Acid-base reactions entail the mutual exchange of protons (\(\text{H}^+\)) between the acid and the base. During a titration of ammonia (\(\text{NH}_3\)), a weak base, with hydrochloric acid (\(\text{HCl}\)), a strong acid, the reaction will look like this:\[\text{NH}_3 + \text{HCl} \rightarrow \text{NH}_4^+ + \text{Cl}^-\]

• The acid (\(\text{HCl}\)) donates a proton, turning ammonia (\(\text{NH}_3\)) into ammonium (\(\text{NH}_4^+\)).
• This reaction affects the pH as it progresses, highlighting the importance of tracking the amount of acid added.
• Understanding these reactions assists in calculating how the concentrations of the substances change, which is crucial for determining the solution's pH at various points of titration.

ammonia titration

Ammonia titration involves the gradual addition of a titrant—usually a strong acid like hydrochloric acid—to a solution of ammonia.
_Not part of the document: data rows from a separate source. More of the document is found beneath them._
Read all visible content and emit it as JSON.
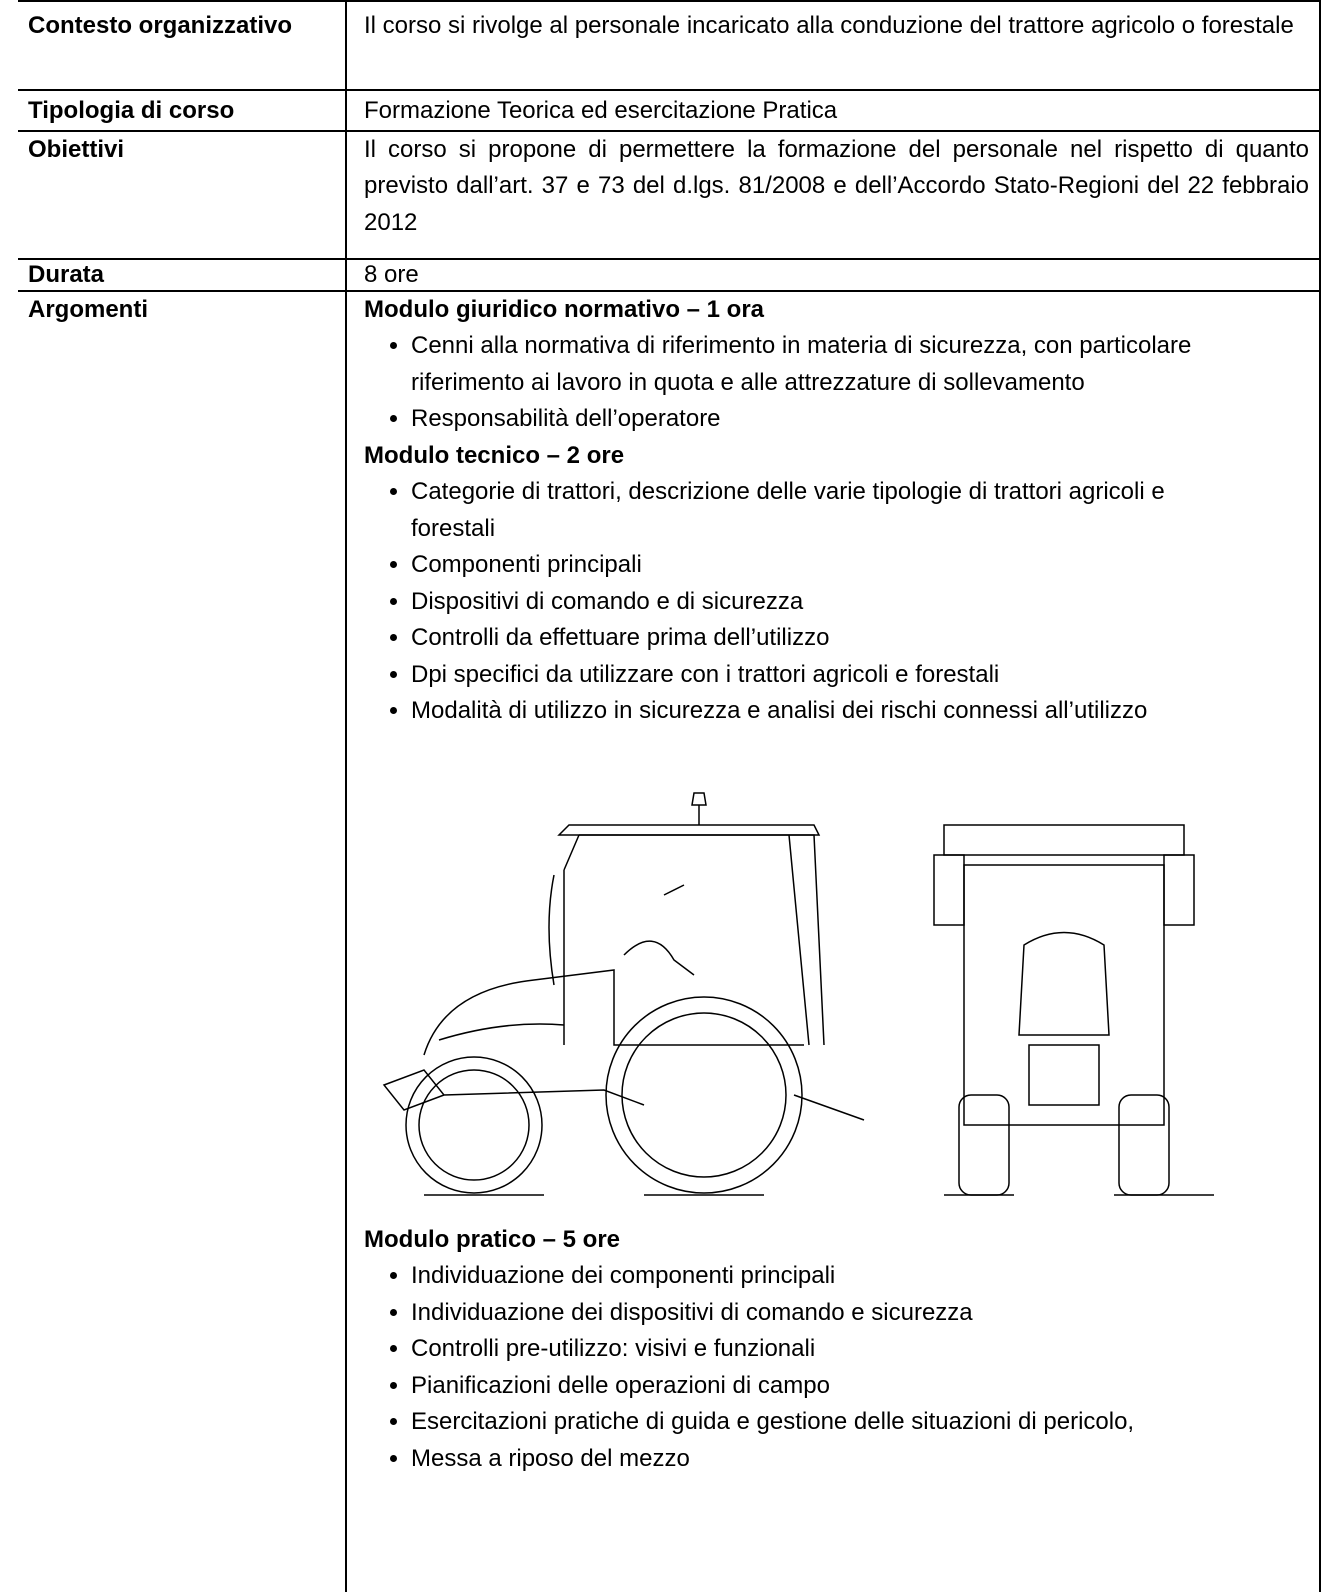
{
  "table": {
    "rows": [
      {
        "label": "Contesto organizzativo",
        "text": "Il corso si rivolge al personale incaricato alla conduzione del trattore agricolo o forestale"
      },
      {
        "label": "Tipologia di corso",
        "text": "Formazione Teorica ed esercitazione Pratica"
      },
      {
        "label": "Obiettivi",
        "text": "Il corso si propone di permettere la formazione del personale nel rispetto di quanto previsto dall’art. 37  e 73 del d.lgs. 81/2008 e dell’Accordo Stato-Regioni del 22 febbraio 2012"
      },
      {
        "label": "Durata",
        "text": "8  ore"
      }
    ],
    "topics": {
      "label": "Argomenti",
      "modules": [
        {
          "title": "Modulo giuridico normativo – 1 ora",
          "items": [
            "Cenni alla normativa di riferimento in materia di sicurezza, con particolare riferimento ai lavoro in quota e alle attrezzature di sollevamento",
            "Responsabilità dell’operatore"
          ]
        },
        {
          "title": "Modulo tecnico – 2 ore",
          "items": [
            " Categorie di trattori, descrizione delle varie tipologie di trattori agricoli e forestali",
            "Componenti principali",
            "Dispositivi di comando e di sicurezza",
            "Controlli da effettuare prima dell’utilizzo",
            "Dpi specifici da utilizzare con i trattori agricoli e forestali",
            "Modalità di utilizzo in sicurezza e analisi dei rischi connessi all’utilizzo"
          ]
        },
        {
          "title": "Modulo pratico – 5 ore",
          "items": [
            "Individuazione dei componenti principali",
            "Individuazione dei dispositivi di comando e sicurezza",
            " Controlli pre-utilizzo: visivi e funzionali",
            "Pianificazioni delle operazioni di campo",
            "Esercitazioni pratiche di guida e gestione delle situazioni di pericolo,",
            "Messa a riposo del mezzo"
          ]
        }
      ]
    }
  }
}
The objective is to determine the ammonia's concentration or how the chemical reaction progresses.

• Ammonia, being a weak base, reacts with the acid producing its conjugate acid, ammonium (\(\text{NH}_4^+\)).
• At different stages of this titration, the pH changes significantly, allowing students to track these changes and improve their understanding of acid-base equilibrium.
• Using concepts like the Henderson-Hasselbalch equation can simplify calculations, predicting the pH at various stages and effectively understanding the interaction between acid and base components.

This process teaches students not only about finding the endpoint of the titration but also about the chemical principles of buffer solutions and the broader context of acid-base chemistry.